The Food Reform for Sustainability and Health (Fresh) programme, unveiled at the World Economic Forum in Davos, Switzerland, has initially been backed by 25 companies – including Dutch dairy giant FrieslandCampina, Danone, European dairy cooperative Arla Foods and Thai conglomerate Charoen Pokphand Foods.

Fresh, which is led by the World Business Council for Sustainable Development (WBCSD) and Sweden-based NGO the EAT Foundation, aims to “accelerate transformational change in global food systems, to reach healthy, enjoyable diets for all, that are produced responsibly within planetary boundaries”.

The initiative follows the launch by the WBCSD and EAT at last June’s EAT Stockholm Food Forum of moves to create a “conference of parties” to promote a “healthy and sustainable global food system”.

According to the WBCSD, “close to 100% of the food consumed across the world is produced and supplied by the private sector”, which it claimed “puts large and small businesses at the heart of the potential for transformational change in food systems all over the world”.

WBCSD president and CEO Peter Bakker said: “Clear science-based targets will help businesses create ambitious yet implementable solutions, which can then be brought forward to guide policy makers to provide the framework for local or global food systems transformation.”

Kristian Østerling Eriknauer, Arla’s vice-president of corporate social responsibility, said: “Fresh brings together business and science to define a future in which everyone can choose to enjoy healthy and affordable food, which is sustainably produced.

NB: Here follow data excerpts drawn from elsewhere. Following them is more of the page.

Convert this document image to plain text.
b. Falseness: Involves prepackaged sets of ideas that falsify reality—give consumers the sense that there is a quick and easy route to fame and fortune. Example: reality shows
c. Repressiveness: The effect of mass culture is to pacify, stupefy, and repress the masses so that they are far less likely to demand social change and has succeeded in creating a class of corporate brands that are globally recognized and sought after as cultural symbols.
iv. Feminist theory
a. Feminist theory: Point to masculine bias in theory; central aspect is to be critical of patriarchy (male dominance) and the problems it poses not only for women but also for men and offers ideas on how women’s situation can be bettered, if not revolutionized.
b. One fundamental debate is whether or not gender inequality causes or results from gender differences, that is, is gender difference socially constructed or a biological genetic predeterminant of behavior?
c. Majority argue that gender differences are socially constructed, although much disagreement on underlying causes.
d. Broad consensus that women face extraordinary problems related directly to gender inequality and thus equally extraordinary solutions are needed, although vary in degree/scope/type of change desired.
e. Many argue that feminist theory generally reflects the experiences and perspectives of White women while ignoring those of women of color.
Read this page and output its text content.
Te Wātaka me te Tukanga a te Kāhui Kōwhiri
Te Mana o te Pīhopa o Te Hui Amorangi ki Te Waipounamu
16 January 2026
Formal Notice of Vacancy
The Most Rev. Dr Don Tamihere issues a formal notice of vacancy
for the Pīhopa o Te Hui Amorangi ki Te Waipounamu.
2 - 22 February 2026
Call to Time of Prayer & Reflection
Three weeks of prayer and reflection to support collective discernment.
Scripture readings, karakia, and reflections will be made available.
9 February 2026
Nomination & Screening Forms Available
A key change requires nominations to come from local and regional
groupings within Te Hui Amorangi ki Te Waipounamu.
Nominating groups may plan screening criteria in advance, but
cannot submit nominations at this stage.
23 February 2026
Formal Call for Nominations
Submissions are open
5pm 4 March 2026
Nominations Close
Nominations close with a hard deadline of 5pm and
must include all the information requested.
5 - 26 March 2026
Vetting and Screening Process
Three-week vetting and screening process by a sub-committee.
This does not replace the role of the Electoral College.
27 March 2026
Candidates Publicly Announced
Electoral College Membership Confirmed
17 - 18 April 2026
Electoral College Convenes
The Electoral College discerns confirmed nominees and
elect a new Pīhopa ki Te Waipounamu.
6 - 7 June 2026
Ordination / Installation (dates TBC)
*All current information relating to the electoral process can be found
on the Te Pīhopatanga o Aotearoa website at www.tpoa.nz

It is natural for Arla to contribute based on our experience with sustainable dairy production practices and knowledge of the high nutritional value of dairy products.”

In November, Kellogg, PepsiCo, Unilever, Campbell Soup Co., Conagra Brands and General Mills were among 15 companies named as members of the “inaugural class” of US Food Loss and Waste 2030 Champions – a national campaign to recognise US businesses and organisations pledging concrete steps to reduce food loss and waste in their operations by 50% by 2030.

According to data published by Unilever earlier this month, “a third of consumers are choosing to buy from brands they believe are doing social or environmental good”.